I wondered very much what thing would come from the forest on
account of the deed; and having seen that forest—as you, gentle
reader, have not—I had the advantage of knowing that anything might
come. It was useless to ask the Sphinx—She seldom reveals things, like
her paramour Time (the gods take after her), and while this mood was on
her, rebuff was certain. So I quietly began to oil the lock of the door.
And as soon as they saw this simple act I won their confidence. It was
not that my work was of any use—it should have been done long before;
but they saw that my interest was given for the moment to the thing that
they thought vital. They clustered round me then. They asked me what I
thought of the door, and whether I had seen better, and whether I had
seen worse; and I told them about all the doors I knew, and said that
the doors of the baptistery in Florence were better doors, and the doors
made by a certain firm of builders in London were worse. And then I
asked them what it was that was coming after the Sphinx because of the
deed. And at first they would not say, and I stopped oiling the door;
and then they said that it was the arch-inquisitor of the forest, who is
investigator and avenger of all silverstrian things; and from all that
they said about him it seemed to me that this person was quite white,
and was a kind of madness that would settle down quite blankly upon the
place, a kind of mist in which reason could nut live; and it was the
fear of this that made them fumble nervously at the lock of that rotten
door; but with the Sphinx it was not so much fear as sheer prophecy.
The hope that they tried to hope was well enough in its way, but
I did not share it; it was clear that the thing that they feared was the
corollary of the deed—one saw that more by the resignation upon the
face of the Sphinx than by their sorry anxiety for the door.
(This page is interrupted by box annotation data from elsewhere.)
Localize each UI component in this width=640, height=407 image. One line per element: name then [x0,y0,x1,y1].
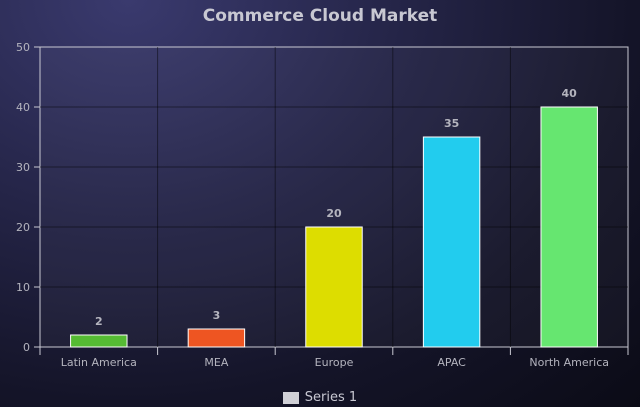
bars [70,106,598,348]
x-tick-label: North America [529,356,609,369]
bar [422,136,481,348]
x-tick-label: Latin America [61,356,137,369]
y-tick-label: 20 [16,221,30,234]
x-axis: Latin America MEA Europe APAC North America [39,347,629,369]
x-tick-label: Europe [315,356,354,369]
y-tick-label: 30 [16,161,30,174]
data-label: 20 [326,207,342,220]
legend[interactable]: Series 1 [0,390,640,405]
y-tick-label: 50 [16,41,30,54]
y-axis: 0 10 20 30 40 50 [16,41,40,354]
legend-label: Series 1 [304,390,358,405]
chart-title: Commerce Cloud Market [202,6,438,26]
y-tick-label: 40 [16,101,30,114]
y-tick-label: 10 [16,281,30,294]
data-labels: 2 3 20 35 40 [95,87,577,328]
bar [305,226,363,348]
x-tick-label: APAC [437,356,466,369]
legend-swatch [282,391,299,404]
data-label: 35 [444,117,459,130]
data-label: 2 [95,315,103,328]
y-tick-label: 0 [23,341,30,354]
data-label: 3 [213,309,221,322]
bar [540,106,598,348]
bar [187,328,246,348]
bar [70,334,128,348]
x-tick-label: MEA [204,356,228,369]
data-label: 40 [562,87,578,100]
The wind soughed, and the great tapers flared, and their obvious
fear and the silence of the Sphinx grew more than ever a part of the
atmosphere, and bats went restlessly through the gloom of the wind that
beat the tapers low.
Then a few things screamed far off, then a little nearer, and
something was coming towards us, laughing hideously. I hastily gave a
prod to the door that they guarded; my finger sank right into the
mouldering wood—there was not a chance of holding it. I had not
leisure to observe their fright; I thought of the back-door, for the
forest was better than this; only the Sphinx was absolutely calm, her
prophecy was made and she seemed to have seen her doom, so that no new
thing could perturb her.
But by mouldering rungs of ladders as old as Man, by slippery
edges of the dreaded abyss, with an ominous dizziness about my heart and
a feeling of horror in the soles of my feet, I clambered from tower to
tower till I found the door that I scought; and it opened on to one of
the upper branches of a huge and sombre pine, down which I climbed on to
the floor of the forest. And I was glad to be back again in the forest
from which I had fled.
And the Sphinx in her menaced house—I know not how she
fared—whether she gazes for ever, disconsolate, at the deed,
remembering only in her smitten mind, at which little boys now leer,
that she once knew well those things at which man stands aghast; or
whether in the end she crept away, and clambering horribly from abyss to
abyss, came at last to higher things, and is wise and eternal still. For
who knows of madness whether it is divine or whether it be of the pit?